Cerebral-tissue Oxygen Balance Affected by Diabetes Mellitus

One hour before the surgery, patients are premedicated with lorazepam (per os, 2.5 mg). Before induction of anesthesia, the NIRS sensors (INVOS 3100, Somanetics, MI, USA) arepositioned on both sides of the forehead. Sensors to detect depth of anesthesia are also mounted on the forehead to monitor EMG and EEG activities. These signals are used to calculate response (RE) and state entropy (SE), respectively (GE Healthcare, Chicago, USA). Induction of anesthesia is achieved by iv midazolam (30 μg/kg), sufentanil (0.4-0.5 μg/kg), and propofol (0.3-0.5 mg/kg), and iv propofol (50 mg/kg/min) is administered to maintain anesthesia. Intravenous boluses of rocuronium (0.6 mg/kg for induction and 0.2 mg/kg every 30 minutes for maintenance) is administered iv to ensure neuromuscular blockade. A cuffed tracheal tube (internal diameter of 7, 8, or 9 mm) is used for tracheal intubation, and patients are mechanically ventilated (Dräger Zeus, Lübeck, Germany) in volume-controlled mode with decelerating flow. A tidal volume of 7 ml/kg and a positive end-expiratory pressure of 4 cmH2O are applied, and the ventilation frequency is adjusted to 12-14 breaths/min to maintain end-tidal CO2 partial pressure of 36 38 mmHg.
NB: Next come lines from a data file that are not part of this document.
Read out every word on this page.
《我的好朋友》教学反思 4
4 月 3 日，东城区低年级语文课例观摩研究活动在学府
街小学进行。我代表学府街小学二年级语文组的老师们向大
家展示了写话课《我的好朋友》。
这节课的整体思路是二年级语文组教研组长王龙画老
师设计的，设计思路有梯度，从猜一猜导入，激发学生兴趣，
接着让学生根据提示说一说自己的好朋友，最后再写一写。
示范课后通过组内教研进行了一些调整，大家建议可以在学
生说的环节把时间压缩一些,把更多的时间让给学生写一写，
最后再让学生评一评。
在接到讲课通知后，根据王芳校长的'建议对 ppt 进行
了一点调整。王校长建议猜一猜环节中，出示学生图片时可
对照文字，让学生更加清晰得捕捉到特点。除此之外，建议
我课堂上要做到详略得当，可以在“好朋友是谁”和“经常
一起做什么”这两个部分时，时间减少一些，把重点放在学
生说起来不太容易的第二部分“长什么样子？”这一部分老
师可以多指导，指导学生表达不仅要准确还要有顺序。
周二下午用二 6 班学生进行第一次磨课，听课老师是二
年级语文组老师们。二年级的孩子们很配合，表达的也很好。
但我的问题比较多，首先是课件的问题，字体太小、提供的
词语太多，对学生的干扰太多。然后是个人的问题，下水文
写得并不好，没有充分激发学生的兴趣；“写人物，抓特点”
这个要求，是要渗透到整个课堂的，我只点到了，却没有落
Mechanical ventilation is performed with a fraction of inspired oxygen of 0.5 during the entire OPCAB procedure and before CPB, and it is increased to 0.8 after CPB. As a standard part of the cardiac anesthesia procedure, esophageal and rectal temperature probes are introduced, and a central venous line is inserted into the right jugular vein. The left radial artery is also cannulated to monitor systolic, diastolic and mean arterial (MAP) blood pressures and arterial blood gas samples.
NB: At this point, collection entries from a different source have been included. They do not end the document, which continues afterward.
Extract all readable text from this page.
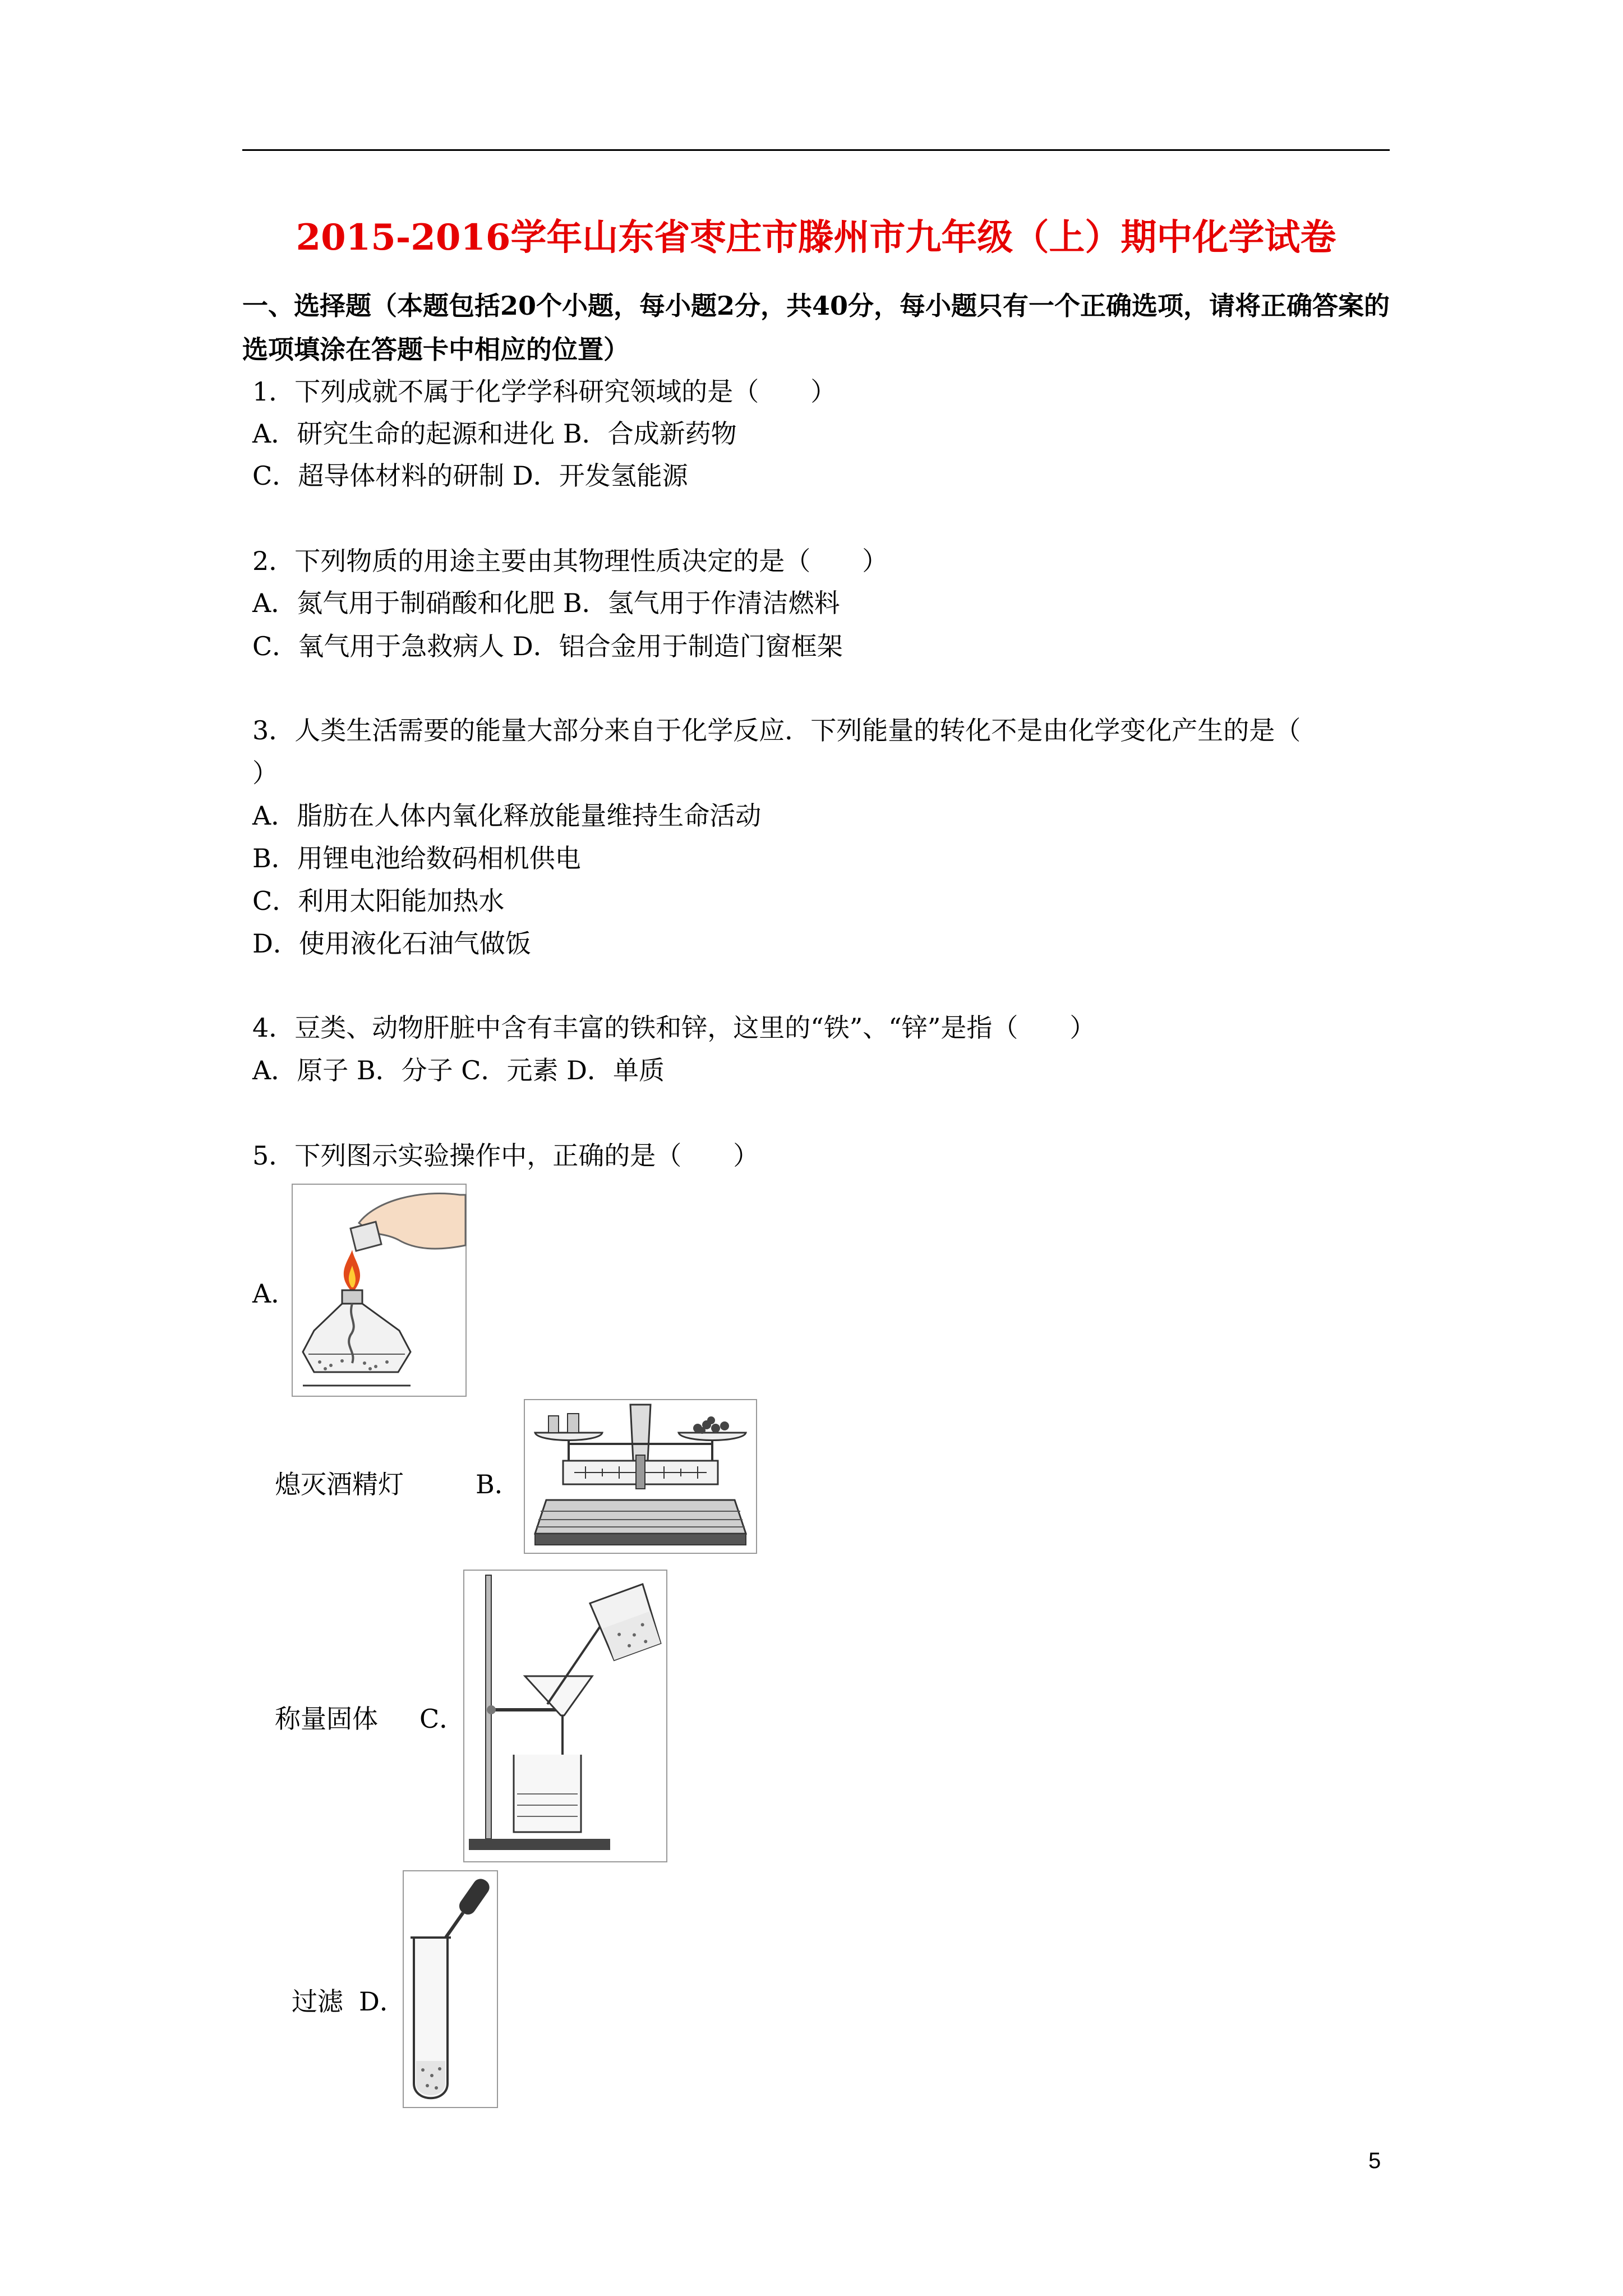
2015-2016学年山东省枣庄市滕州市九年级（上）期中化学试卷
一、选择题（本题包括20个小题，每小题2分，共40分，每小题只有一个正确选项，请将正确答案的选项填涂在答题卡中相应的位置）
1．下列成就不属于化学学科研究领域的是（　　）
A．研究生命的起源和进化 B．合成新药物
C．超导体材料的研制 D．开发氢能源
2．下列物质的用途主要由其物理性质决定的是（　　）
A．氮气用于制硝酸和化肥 B．氢气用于作清洁燃料
C．氧气用于急救病人 D．铝合金用于制造门窗框架
3．人类生活需要的能量大部分来自于化学反应．下列能量的转化不是由化学变化产生的是（
）
A．脂肪在人体内氧化释放能量维持生命活动
B．用锂电池给数码相机供电
C．利用太阳能加热水
D．使用液化石油气做饭
4．豆类、动物肝脏中含有丰富的铁和锌，这里的“铁”、“锌”是指（　　）
A．原子 B．分子 C．元素 D．单质
5．下列图示实验操作中，正确的是（　　）
A．
熄灭酒精灯	B．
称量固体 C．
过滤 D．
5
The membrane oxygenator is primed with 1,500 ml lactated Ringer's solution prior to CPB. Intravenous heparin (150 or 300 U/kg for OPCAB and CPB procedures, respectively) is injected into the patient, and an activated clotting time of 300 s is achieved during OPCAB and of 400 s during CPB procedures. During CPB, mild hypothermia is allowed, the mechanical ventilation is stopped, and the ventilator is disconnected without applying positive airway pressure. Before restoring ventilation, the lungs are inflated 3-5 times to a peak airway pressure of 30 cmH2O to facilitate lung recruitment. Normothermia is maintained in the OPCAB patients.
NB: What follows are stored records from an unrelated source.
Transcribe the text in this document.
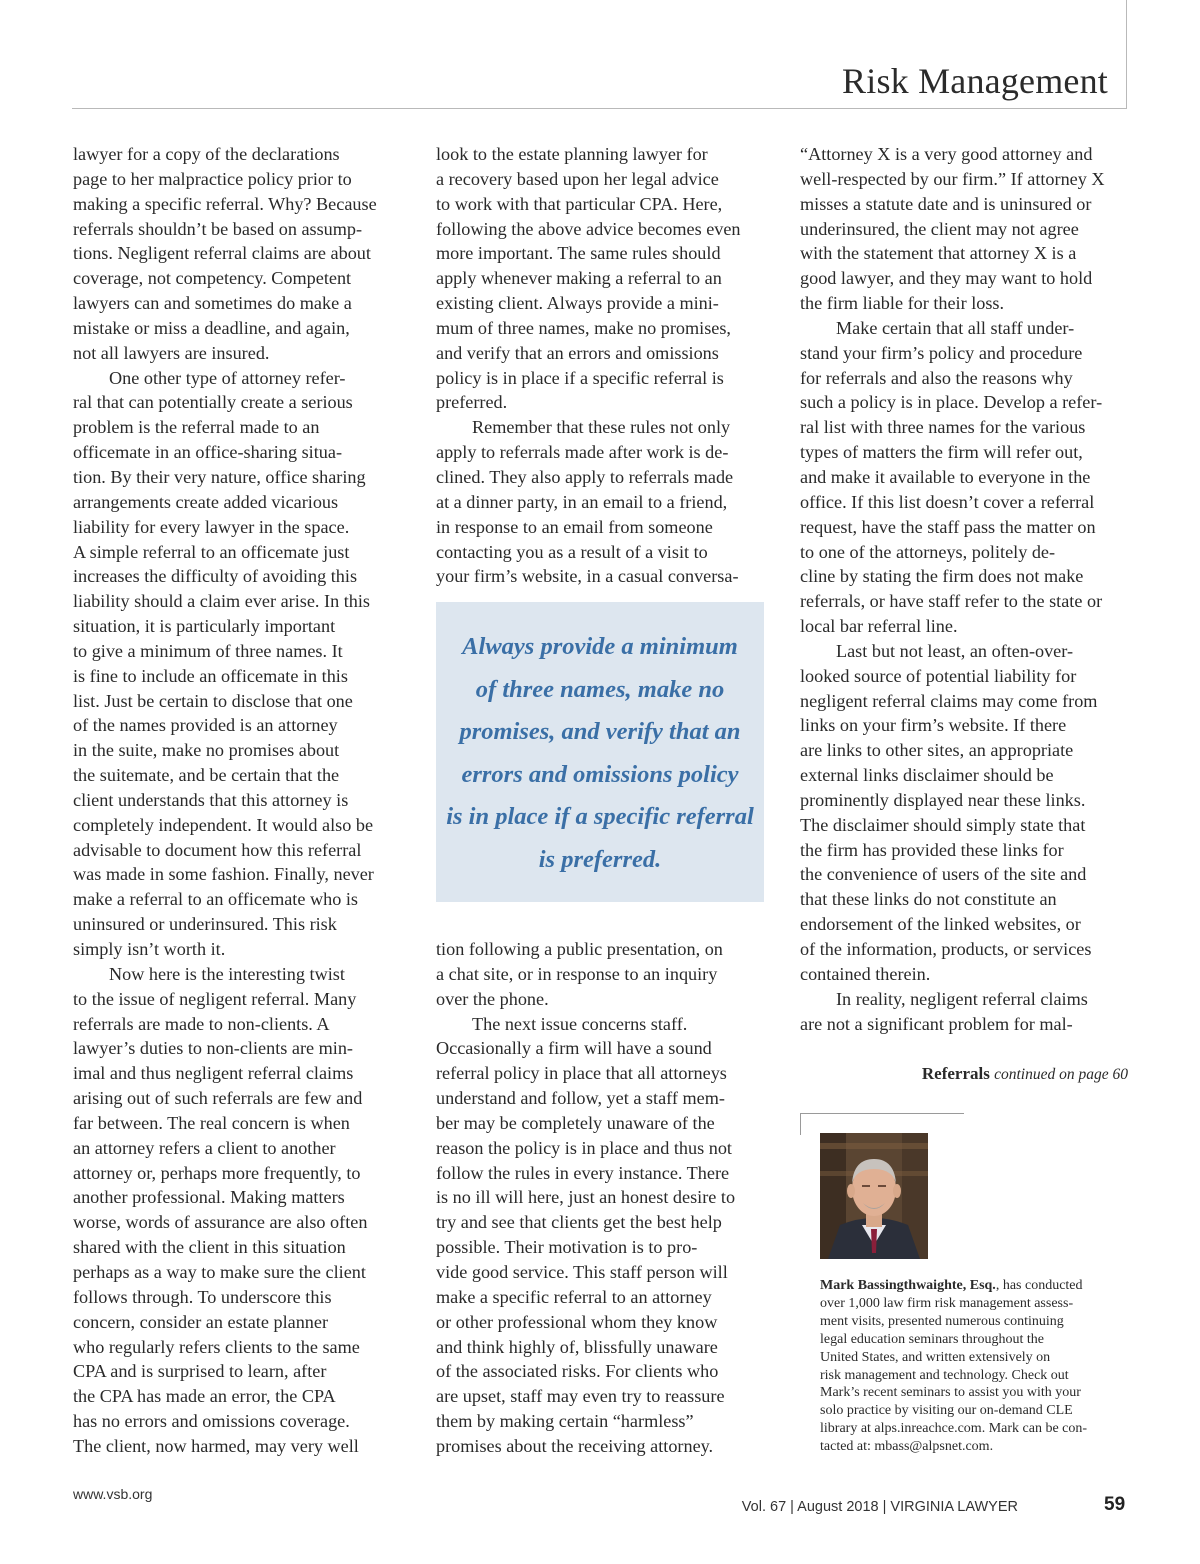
Risk Management

lawyer for a copy of the declarations
page to her malpractice policy prior to
making a specific referral. Why? Because
referrals shouldn’t be based on assump-
tions. Negligent referral claims are about
coverage, not competency. Competent
lawyers can and sometimes do make a
mistake or miss a deadline, and again,
not all lawyers are insured.

One other type of attorney refer-
ral that can potentially create a serious
problem is the referral made to an
officemate in an office-sharing situa-
tion. By their very nature, office sharing
arrangements create added vicarious
liability for every lawyer in the space.
A simple referral to an officemate just
increases the difficulty of avoiding this
liability should a claim ever arise. In this
situation, it is particularly important
to give a minimum of three names. It
is fine to include an officemate in this
list. Just be certain to disclose that one
of the names provided is an attorney
in the suite, make no promises about
the suitemate, and be certain that the
client understands that this attorney is
completely independent. It would also be
advisable to document how this referral
was made in some fashion. Finally, never
make a referral to an officemate who is
uninsured or underinsured. This risk
simply isn’t worth it.

Now here is the interesting twist
to the issue of negligent referral. Many
referrals are made to non-clients. A
lawyer’s duties to non-clients are min-
imal and thus negligent referral claims
arising out of such referrals are few and
far between. The real concern is when
an attorney refers a client to another
attorney or, perhaps more frequently, to
another professional. Making matters
worse, words of assurance are also often
shared with the client in this situation
perhaps as a way to make sure the client
follows through. To underscore this
concern, consider an estate planner
who regularly refers clients to the same
CPA and is surprised to learn, after
the CPA has made an error, the CPA
has no errors and omissions coverage.
The client, now harmed, may very well

look to the estate planning lawyer for
a recovery based upon her legal advice
to work with that particular CPA. Here,
following the above advice becomes even
more important. The same rules should
apply whenever making a referral to an
existing client. Always provide a mini-
mum of three names, make no promises,
and verify that an errors and omissions
policy is in place if a specific referral is
preferred.

Remember that these rules not only
apply to referrals made after work is de-
clined. They also apply to referrals made
at a dinner party, in an email to a friend,
in response to an email from someone
contacting you as a result of a visit to
your firm’s website, in a casual conversa-

Always provide a minimum
of three names, make no
promises, and verify that an
errors and omissions policy
is in place if a specific referral
is preferred.

tion following a public presentation, on
a chat site, or in response to an inquiry
over the phone.

The next issue concerns staff.
Occasionally a firm will have a sound
referral policy in place that all attorneys
understand and follow, yet a staff mem-
ber may be completely unaware of the
reason the policy is in place and thus not
follow the rules in every instance. There
is no ill will here, just an honest desire to
try and see that clients get the best help
possible. Their motivation is to pro-
vide good service. This staff person will
make a specific referral to an attorney
or other professional whom they know
and think highly of, blissfully unaware
of the associated risks. For clients who
are upset, staff may even try to reassure
them by making certain “harmless”
promises about the receiving attorney.

“Attorney X is a very good attorney and
well-respected by our firm.” If attorney X
misses a statute date and is uninsured or
underinsured, the client may not agree
with the statement that attorney X is a
good lawyer, and they may want to hold
the firm liable for their loss.

Make certain that all staff under-
stand your firm’s policy and procedure
for referrals and also the reasons why
such a policy is in place. Develop a refer-
ral list with three names for the various
types of matters the firm will refer out,
and make it available to everyone in the
office. If this list doesn’t cover a referral
request, have the staff pass the matter on
to one of the attorneys, politely de-
cline by stating the firm does not make
referrals, or have staff refer to the state or
local bar referral line.

Last but not least, an often-over-
looked source of potential liability for
negligent referral claims may come from
links on your firm’s website. If there
are links to other sites, an appropriate
external links disclaimer should be
prominently displayed near these links.
The disclaimer should simply state that
the firm has provided these links for
the convenience of users of the site and
that these links do not constitute an
endorsement of the linked websites, or
of the information, products, or services
contained therein.

In reality, negligent referral claims
are not a significant problem for mal-

Referrals continued on page 60
Mark Bassingthwaighte, Esq., has conducted
over 1,000 law firm risk management assess-
ment visits, presented numerous continuing
legal education seminars throughout the
United States, and written extensively on
risk management and technology. Check out
Mark’s recent seminars to assist you with your
solo practice by visiting our on-demand CLE
library at alps.inreachce.com. Mark can be con-
tacted at: mbass@alpsnet.com.
www.vsb.org
Vol. 67 | August 2018 | VIRGINIA LAWYER	59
After securing arterial and peripheral venous lines and placement of NIRS and entropy sensors, data collection is initiated immediately before anesthesia induction in all groups of patients. Since catheterization of the jugular vein is scheduled after anesthesia induction, ScvO2 and gSO2 data are not available at the first protocol stage. After induction and before surgical incision, all measurements are repeated. For the patients undergoing CPB procedures, the whole data set is registered at the beginning of CPB after clamping the aorta and 5 min before the end of CPB. For the patients undergoing OPCAB procedures, collection of the full set of data is performed during performance of the first proximal anastomosis between the aorta and saphenous vein graft. The final stage of the protocol is allocated to the end of the operation after sternal closure. All invasive (i.e. arterial and venous blood gas) and non-invasive (i.e. NIRS) data are registered simultaneously at each protocol stage.

Sample sizes are estimated to enable the detection of a 10% difference in the primary outcome parameter gSO2 that we considered clinically significant. Accordingly, sample-size estimation based on an ANOVA test with four groups of patients indicated that 24 patients were required in each group to detect a significant difference between the protocol groups (the assumed variability of 10%, power of 80% and the significance level of 5%).

Two-way repeated measures ANOVA with the inclusion of an interaction term is used for all measured variables with the protocol stage as within-subject factor (protocol stages) and group allocation as between-subject factor to establish the effects of T2DM and the surgical procedure on the oxygen saturation indices.